By Paula Aven Gladych
Rising interest rates
and a soaring stock market have boosted the funded status of corporate pension plans to the highest point they have been since 2007.
“That was the last year when plan liabilities were decreasing — by about 3 percent [for Fortune 1000 companies with pension plans], and plan assets were increasing — 5.9 percent on average,” said Kimberly Stockton, Vanguard Investment Strategy Group.
This year is shaping up to be even better. At the end of September, the S&P 500 returned 19.79 percent for the year and interest rates were continuing their climb that began in September 2012, she said.
Plan sponsors are required to use the interest rates on high-quality bonds to measure their plan liabilities. When interest rates go down, plan liabilities go up.
Interest rates hit their all-time low in August 2012 and plan liabilities also reached an all-time low funded status.

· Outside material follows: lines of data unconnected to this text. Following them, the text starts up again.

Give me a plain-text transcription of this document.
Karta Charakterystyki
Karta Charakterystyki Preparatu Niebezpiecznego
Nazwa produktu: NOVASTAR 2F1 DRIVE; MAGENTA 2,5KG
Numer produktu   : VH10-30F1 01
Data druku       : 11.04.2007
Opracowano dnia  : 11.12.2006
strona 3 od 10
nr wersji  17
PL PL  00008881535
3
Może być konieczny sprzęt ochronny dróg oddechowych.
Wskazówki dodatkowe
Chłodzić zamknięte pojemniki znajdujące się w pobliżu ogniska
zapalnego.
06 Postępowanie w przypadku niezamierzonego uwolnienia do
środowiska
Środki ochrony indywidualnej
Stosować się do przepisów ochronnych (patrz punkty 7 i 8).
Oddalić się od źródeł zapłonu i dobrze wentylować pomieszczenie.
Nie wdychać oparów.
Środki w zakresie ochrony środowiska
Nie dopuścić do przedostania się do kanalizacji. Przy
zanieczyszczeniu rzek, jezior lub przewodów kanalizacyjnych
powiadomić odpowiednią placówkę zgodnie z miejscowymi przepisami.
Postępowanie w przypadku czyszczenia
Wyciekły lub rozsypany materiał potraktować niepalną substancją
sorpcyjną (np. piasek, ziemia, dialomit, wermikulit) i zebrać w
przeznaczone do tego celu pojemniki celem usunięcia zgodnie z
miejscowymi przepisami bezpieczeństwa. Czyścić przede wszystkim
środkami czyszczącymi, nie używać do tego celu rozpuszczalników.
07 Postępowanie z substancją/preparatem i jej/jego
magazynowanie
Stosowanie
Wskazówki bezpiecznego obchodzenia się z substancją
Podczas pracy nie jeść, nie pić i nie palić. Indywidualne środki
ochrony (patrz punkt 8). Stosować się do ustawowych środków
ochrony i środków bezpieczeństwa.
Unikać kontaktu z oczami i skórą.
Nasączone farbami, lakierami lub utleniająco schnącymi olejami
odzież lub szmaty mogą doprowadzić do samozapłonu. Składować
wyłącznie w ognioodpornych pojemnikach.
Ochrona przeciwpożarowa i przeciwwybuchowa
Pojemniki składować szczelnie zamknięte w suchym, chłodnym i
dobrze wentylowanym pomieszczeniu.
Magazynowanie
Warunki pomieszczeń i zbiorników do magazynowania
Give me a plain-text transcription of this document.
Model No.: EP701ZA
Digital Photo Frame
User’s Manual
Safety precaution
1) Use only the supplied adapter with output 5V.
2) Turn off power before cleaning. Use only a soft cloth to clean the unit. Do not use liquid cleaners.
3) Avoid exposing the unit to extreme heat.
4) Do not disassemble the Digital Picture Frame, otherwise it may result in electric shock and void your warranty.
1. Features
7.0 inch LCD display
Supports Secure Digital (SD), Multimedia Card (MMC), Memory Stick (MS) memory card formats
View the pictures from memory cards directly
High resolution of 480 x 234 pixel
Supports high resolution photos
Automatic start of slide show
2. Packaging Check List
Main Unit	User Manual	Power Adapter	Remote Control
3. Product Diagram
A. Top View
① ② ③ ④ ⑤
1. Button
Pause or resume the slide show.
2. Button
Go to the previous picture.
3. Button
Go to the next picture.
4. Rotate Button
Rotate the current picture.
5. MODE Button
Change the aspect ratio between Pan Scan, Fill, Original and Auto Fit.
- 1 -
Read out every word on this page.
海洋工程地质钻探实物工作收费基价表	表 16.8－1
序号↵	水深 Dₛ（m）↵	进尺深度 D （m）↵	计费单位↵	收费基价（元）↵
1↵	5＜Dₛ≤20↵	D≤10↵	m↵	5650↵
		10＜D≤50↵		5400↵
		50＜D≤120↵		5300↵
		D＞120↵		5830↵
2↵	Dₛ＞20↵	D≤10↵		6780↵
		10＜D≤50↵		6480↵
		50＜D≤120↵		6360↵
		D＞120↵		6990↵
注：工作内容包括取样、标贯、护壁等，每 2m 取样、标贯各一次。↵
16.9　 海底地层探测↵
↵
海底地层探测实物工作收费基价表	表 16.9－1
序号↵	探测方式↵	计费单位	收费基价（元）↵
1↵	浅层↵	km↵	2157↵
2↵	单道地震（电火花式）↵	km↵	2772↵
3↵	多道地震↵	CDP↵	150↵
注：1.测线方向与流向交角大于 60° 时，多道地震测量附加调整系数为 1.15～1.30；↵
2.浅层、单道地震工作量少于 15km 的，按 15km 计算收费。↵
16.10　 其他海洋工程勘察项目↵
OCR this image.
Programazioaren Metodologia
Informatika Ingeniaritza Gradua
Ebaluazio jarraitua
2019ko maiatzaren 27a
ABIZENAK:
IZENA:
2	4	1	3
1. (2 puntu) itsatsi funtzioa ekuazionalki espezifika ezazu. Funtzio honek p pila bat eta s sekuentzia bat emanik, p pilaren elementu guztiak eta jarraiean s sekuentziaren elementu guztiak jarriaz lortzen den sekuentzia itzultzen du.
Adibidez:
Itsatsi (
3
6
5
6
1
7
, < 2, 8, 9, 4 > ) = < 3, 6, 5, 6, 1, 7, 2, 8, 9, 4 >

Rates have steadily improved since then and the unfunded ratio of plans has decreased.
According to Vanguard’s “Survey of defined benefit pension plans
, 2012,” the majority of plan sponsors are concerned about managing the volatility of their pension portfolios.
Nathan Zahm of Vanguard Investment Strategy Group said that because of improving market conditions, he believes that many plan sponsors will resurrect plans that were put on hold. Others may take this opportunity to terminate their plans.
“When interest rates were so low and funded status so poor, they couldn’t do so without making large and costly contributions. Now, that cost has likely decreased significantly,” he said.
Plan sponsors considering a lump-sum payout to terminated, vested participants will probably make that happen early next year, he said.
Lump sums are calculated using interest rates, so lower rates mean higher lump sums. So right now, with interest rates going up, the cost of lump sums has gone down.